2014 saw 5,407 cases of carjacking in Veracruz, 3,138 incidences of burglarly and 1,935 private businesses robbed.

Yet there is good reason to believe that such official statistics are vastly lower than the reality.

'We estimate that 60 per cent of the city's population will not officially complain to the police when they become victims of a crime', a reporter from a Xalapa local newspaper who wished to remain anonymous told MailOnline.

As many as 14 Veracruz journalists have been murdered for their reporting since 2010.

'We've seen cases where people have taken complaints of robbery to the police with damning photographic evidence of the crime', said the reporter, who has spent over a decade covering crime in the Veracruz state capital.

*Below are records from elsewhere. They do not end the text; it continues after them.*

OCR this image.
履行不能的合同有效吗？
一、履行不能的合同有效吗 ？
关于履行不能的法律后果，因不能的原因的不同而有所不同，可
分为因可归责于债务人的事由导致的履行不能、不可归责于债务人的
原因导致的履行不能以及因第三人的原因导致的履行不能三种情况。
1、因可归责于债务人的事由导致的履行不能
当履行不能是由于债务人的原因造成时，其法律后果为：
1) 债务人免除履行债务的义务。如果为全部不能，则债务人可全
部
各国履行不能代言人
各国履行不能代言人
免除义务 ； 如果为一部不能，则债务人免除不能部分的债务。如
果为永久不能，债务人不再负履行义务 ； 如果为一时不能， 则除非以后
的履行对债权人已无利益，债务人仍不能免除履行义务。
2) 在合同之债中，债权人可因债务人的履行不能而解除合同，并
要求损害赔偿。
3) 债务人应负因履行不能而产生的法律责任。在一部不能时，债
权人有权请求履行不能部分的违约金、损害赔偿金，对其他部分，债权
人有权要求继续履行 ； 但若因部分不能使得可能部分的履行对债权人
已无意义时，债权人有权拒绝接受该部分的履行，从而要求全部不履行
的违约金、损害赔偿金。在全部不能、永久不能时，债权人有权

'Later that same week they'll get a visit from the same criminal who will punish them for having taken their problem to the authorities'.

'If someone destroys my car, but I'm not being threatened and neither I nor any of my family have been hurt, then I'm not going to involve the police', Xalapa resident Alberto Gonzalez told MailOnline, 'The authorities only cause more problems here'.

To make matters worse the university's financial situation is far from solvent. Funded by the state government, which official figures pronounce is in debt to the tune of over £1.5 billion (more realistic figures suggest it's more than double that), the university can't guarantee to pay its 12,000 staff each month.

Such late payments have caused staff strikes, cancelled classes and a mass exodus of the university's top academics to other institutions.

'There's no money in the university', said a university administration insider. 'As a state funded educational institution we're the last ones to get paid by the administration'.

'With the crime the way it is, and no money to keep us going, it's hard to see the university continuing as it has done for much longer'.